One reason vouchers are being pushed so hard, more than likely, is that people already sending their children to private school would like some of their tax money to go to their children’s tuition. What’s lost in all of this is that “vouchers” or “choice” still does not solve any of the problems with public school finance. And the issues with how the public is being educated has more to do with poverty, then anything else.
Most private schools don’t want public school cast offs – like special needs or poor kids filling their schools. They would, more than likely, just take from the cream of the crop from public education. And public education is the only entity that has the means to deal with the masses. What this will likely lead to is a class based education system.
Which leads us back to what public education should be. Public education takes a commitment from the public – parents, teachers, grand parents and those without children in school. It’s something we choose to do today as a society, educate all children, so everyone we all have a better future. Vouchers are the wrong choice.
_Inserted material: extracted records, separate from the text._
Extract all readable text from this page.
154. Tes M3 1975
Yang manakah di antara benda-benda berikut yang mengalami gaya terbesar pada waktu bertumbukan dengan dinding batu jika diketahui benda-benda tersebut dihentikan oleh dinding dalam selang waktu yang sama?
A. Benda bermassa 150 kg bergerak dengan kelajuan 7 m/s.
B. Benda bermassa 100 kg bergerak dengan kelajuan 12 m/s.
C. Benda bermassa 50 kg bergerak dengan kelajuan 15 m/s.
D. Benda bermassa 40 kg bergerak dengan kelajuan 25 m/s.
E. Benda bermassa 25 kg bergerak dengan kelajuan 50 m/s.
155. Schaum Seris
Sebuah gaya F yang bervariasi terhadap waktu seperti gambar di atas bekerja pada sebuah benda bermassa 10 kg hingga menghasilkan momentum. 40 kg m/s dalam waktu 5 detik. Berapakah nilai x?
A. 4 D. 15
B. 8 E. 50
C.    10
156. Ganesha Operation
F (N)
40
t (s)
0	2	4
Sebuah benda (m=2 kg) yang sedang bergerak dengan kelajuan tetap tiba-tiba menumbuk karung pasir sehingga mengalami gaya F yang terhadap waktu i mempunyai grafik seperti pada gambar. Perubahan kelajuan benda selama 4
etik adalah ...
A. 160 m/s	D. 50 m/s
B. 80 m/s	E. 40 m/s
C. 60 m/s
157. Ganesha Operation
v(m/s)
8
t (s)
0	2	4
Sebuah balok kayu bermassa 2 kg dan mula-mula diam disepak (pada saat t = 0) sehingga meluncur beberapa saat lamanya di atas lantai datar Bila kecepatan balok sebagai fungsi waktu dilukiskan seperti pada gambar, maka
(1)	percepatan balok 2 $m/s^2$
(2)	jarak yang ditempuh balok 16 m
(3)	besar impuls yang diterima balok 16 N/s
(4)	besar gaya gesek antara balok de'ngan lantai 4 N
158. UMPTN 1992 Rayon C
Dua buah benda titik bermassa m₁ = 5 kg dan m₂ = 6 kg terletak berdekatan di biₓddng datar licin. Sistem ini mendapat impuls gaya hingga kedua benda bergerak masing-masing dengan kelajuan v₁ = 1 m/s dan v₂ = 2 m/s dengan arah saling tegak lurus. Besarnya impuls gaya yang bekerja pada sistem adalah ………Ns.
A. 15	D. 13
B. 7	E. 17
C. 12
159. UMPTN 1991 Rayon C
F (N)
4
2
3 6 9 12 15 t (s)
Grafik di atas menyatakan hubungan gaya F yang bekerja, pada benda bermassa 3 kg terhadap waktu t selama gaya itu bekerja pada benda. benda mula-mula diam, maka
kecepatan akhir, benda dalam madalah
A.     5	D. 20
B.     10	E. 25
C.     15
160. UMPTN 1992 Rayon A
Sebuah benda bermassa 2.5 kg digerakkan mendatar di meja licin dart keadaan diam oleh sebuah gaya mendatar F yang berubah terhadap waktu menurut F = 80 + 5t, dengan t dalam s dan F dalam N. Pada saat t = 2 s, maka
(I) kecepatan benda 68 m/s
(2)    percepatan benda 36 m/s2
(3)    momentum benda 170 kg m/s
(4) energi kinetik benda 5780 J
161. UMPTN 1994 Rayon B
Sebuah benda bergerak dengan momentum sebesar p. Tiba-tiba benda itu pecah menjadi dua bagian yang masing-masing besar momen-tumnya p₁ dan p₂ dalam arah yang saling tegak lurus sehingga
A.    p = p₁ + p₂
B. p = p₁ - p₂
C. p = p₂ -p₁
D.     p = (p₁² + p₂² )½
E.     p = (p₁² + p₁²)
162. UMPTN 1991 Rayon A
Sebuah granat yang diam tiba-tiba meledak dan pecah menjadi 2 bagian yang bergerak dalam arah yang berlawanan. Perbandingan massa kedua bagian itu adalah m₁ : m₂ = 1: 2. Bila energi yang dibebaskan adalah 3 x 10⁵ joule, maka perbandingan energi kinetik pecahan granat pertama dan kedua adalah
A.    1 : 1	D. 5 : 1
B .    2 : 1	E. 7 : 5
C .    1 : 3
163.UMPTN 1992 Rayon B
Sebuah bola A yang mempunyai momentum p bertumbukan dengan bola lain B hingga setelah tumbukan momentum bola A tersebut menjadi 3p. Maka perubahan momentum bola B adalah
From the just released House Research Organization’s report Topics for the 83rd Legislature, page 10 section on School choice and vouchers.
The 83rd Legislature may consider introducing school vouchers, including using public money to pay private school tuition for some Texas school children. Such a program could be targeted to low-income or special-needs students or those who attend low-performing schools. A related issue for debate could be providing tax credits for businesses that contribute scholarships for certain students to attend qualifying private schools. Proposals may impose state testing and accountability requirements on private schools receiving public money. [Emphasis added]
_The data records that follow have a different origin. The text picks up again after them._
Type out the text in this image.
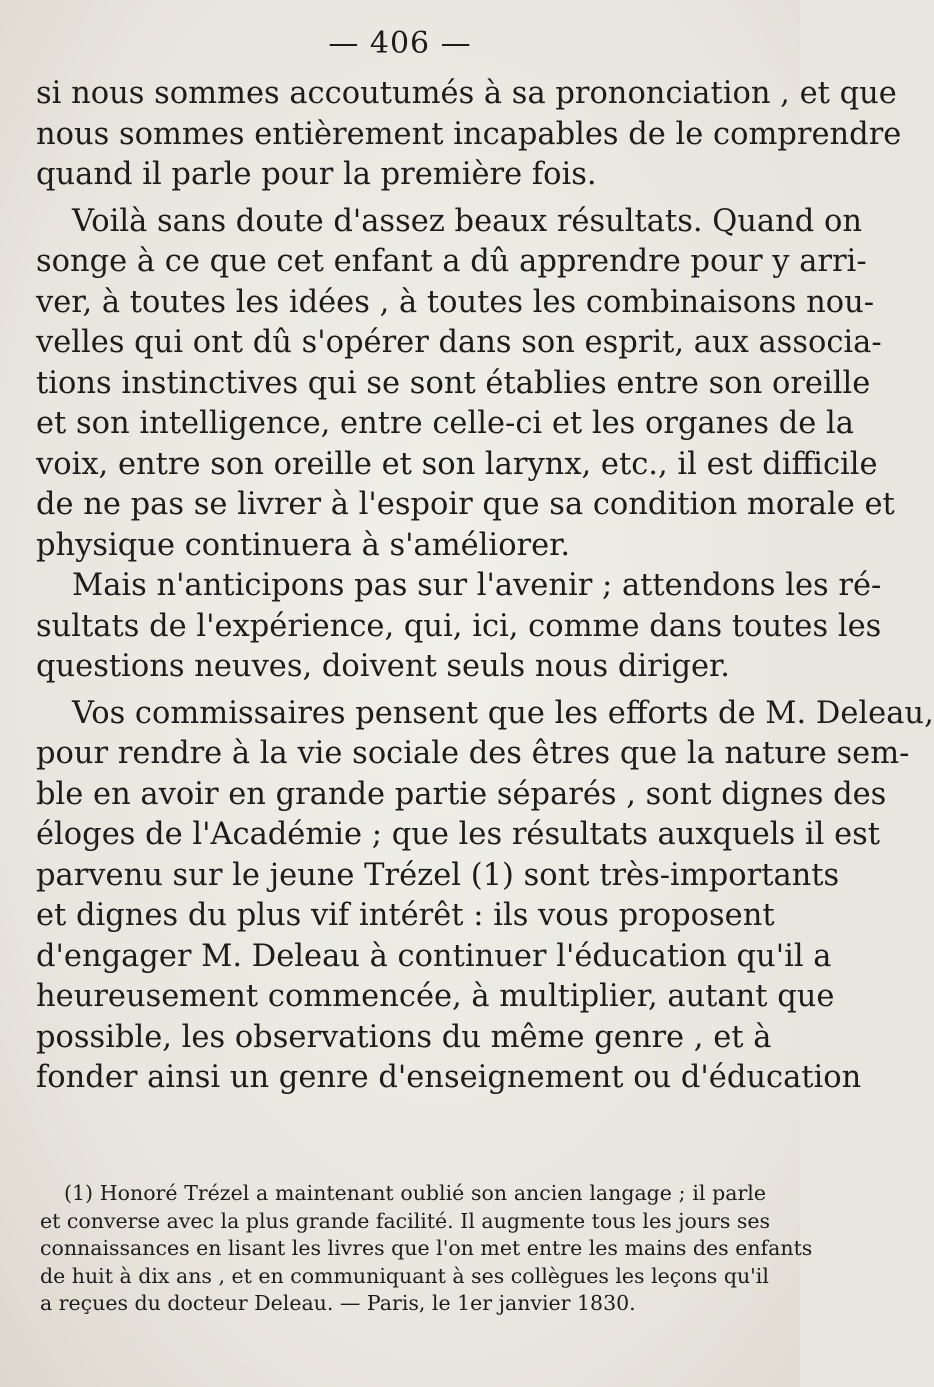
— 406 —
si nous sommes accoutumés à sa prononciation , et que
nous sommes entièrement incapables de le comprendre
quand il parle pour la première fois.
Voilà sans doute d'assez beaux résultats. Quand on
songe à ce que cet enfant a dû apprendre pour y arri-
ver, à toutes les idées , à toutes les combinaisons nou-
velles qui ont dû s'opérer dans son esprit, aux associa-
tions instinctives qui se sont établies entre son oreille
et son intelligence, entre celle-ci et les organes de la
voix, entre son oreille et son larynx, etc., il est difficile
de ne pas se livrer à l'espoir que sa condition morale et
physique continuera à s'améliorer.
Mais n'anticipons pas sur l'avenir ; attendons les ré-
sultats de l'expérience, qui, ici, comme dans toutes les
questions neuves, doivent seuls nous diriger.
Vos commissaires pensent que les efforts de M. Deleau,
pour rendre à la vie sociale des êtres que la nature sem-
ble en avoir en grande partie séparés , sont dignes des
éloges de l'Académie ; que les résultats auxquels il est
parvenu sur le jeune Trézel (1) sont très-importants
et dignes du plus vif intérêt : ils vous proposent
d'engager M. Deleau à continuer l'éducation qu'il a
heureusement commencée, à multiplier, autant que
possible, les observations du même genre , et à
fonder ainsi un genre d'enseignement ou d'éducation
(1) Honoré Trézel a maintenant oublié son ancien langage ; il parle
et converse avec la plus grande facilité. Il augmente tous les jours ses
connaissances en lisant les livres que l'on met entre les mains des enfants
de huit à dix ans , et en communiquant à ses collègues les leçons qu'il
a reçues du docteur Deleau. — Paris, le 1er janvier 1830.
Yes, that’s right, the taxpayers of Texas are going to want accountability, to know what their money is being on and if their money is being spent well. Do private schools really want the state of Texas becoming involved in their business? For all the bluster the right wing has about getting government out of everything, it seems so unlike them to be putting forth a proposal that will allow the government to stick it’s nose in private education.
Private schools have always had autonomy from the government accountability that public schools have always had. But blurring the line between public and private education will end all of that. That surely looks like a deal breaker.